Russian billionaires Viktor Vekselberg, Arsen Kanokov and Oleg Deripaska own thousands of hotel rooms and apartments around the Olympic Park, and Deripaska has already put the apartments that were part of the Olympic village on sale for 150,000 rubles ($4,200) per square meter.

"For this money you can buy a luxury apartment in Sochi's most expensive buildings," blogger Valov said. "I do not expect that people will line up for these flats."

Ivan Nechepurenko / MT

A view of one of the new facilites in the Olympic Park, where thousands of apartments were built for the Games. 

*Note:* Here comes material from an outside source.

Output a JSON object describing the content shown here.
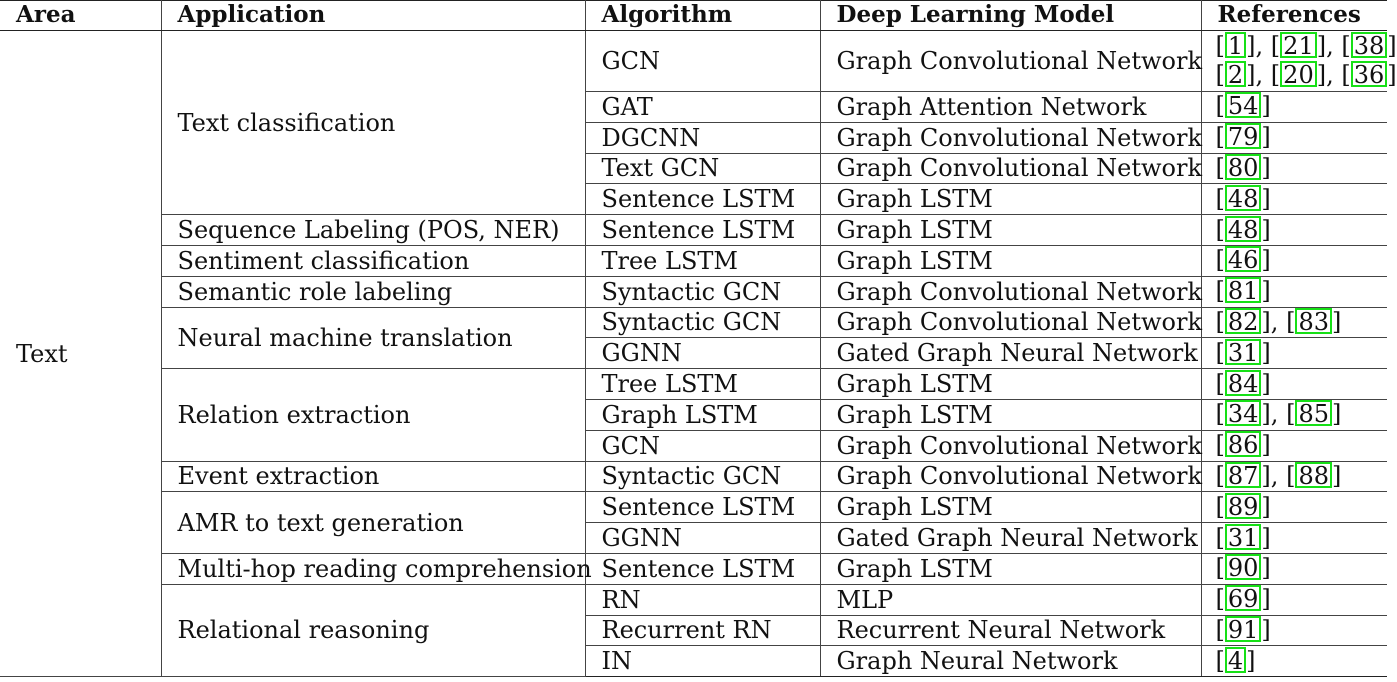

Some observers think the investments made into Sochi have already paid off. According to Grigory Revzin, one of Russia's top architecture critics, the Olympics and new facilities already served their purpose by fulfilling the Kremlin's vision of showing off the country's capabilities.

"This was Putin's Olympics, it has served propaganda goals and has changed perceptions about our greatness," he wrote in an article on Lenta.ru.

On Friday, in an interview on Rossia 1, Kozak expressed determination to ensure that the infrastructure was put to use, saying "the Olympics are not over for us. We are doing everything so that these facilities, not only hotels, but sports venues, roads and streets also, are in demand."

Kozak has overseen the legacy program that was passed in Feb. 2013 and that outlines how each of the 419 newly-built facilities will be used in the post-Olympic period. Most of the objects will change ownership, passing from the Olympstroi corporation that built them to state owners at municipal, regional and federal levels.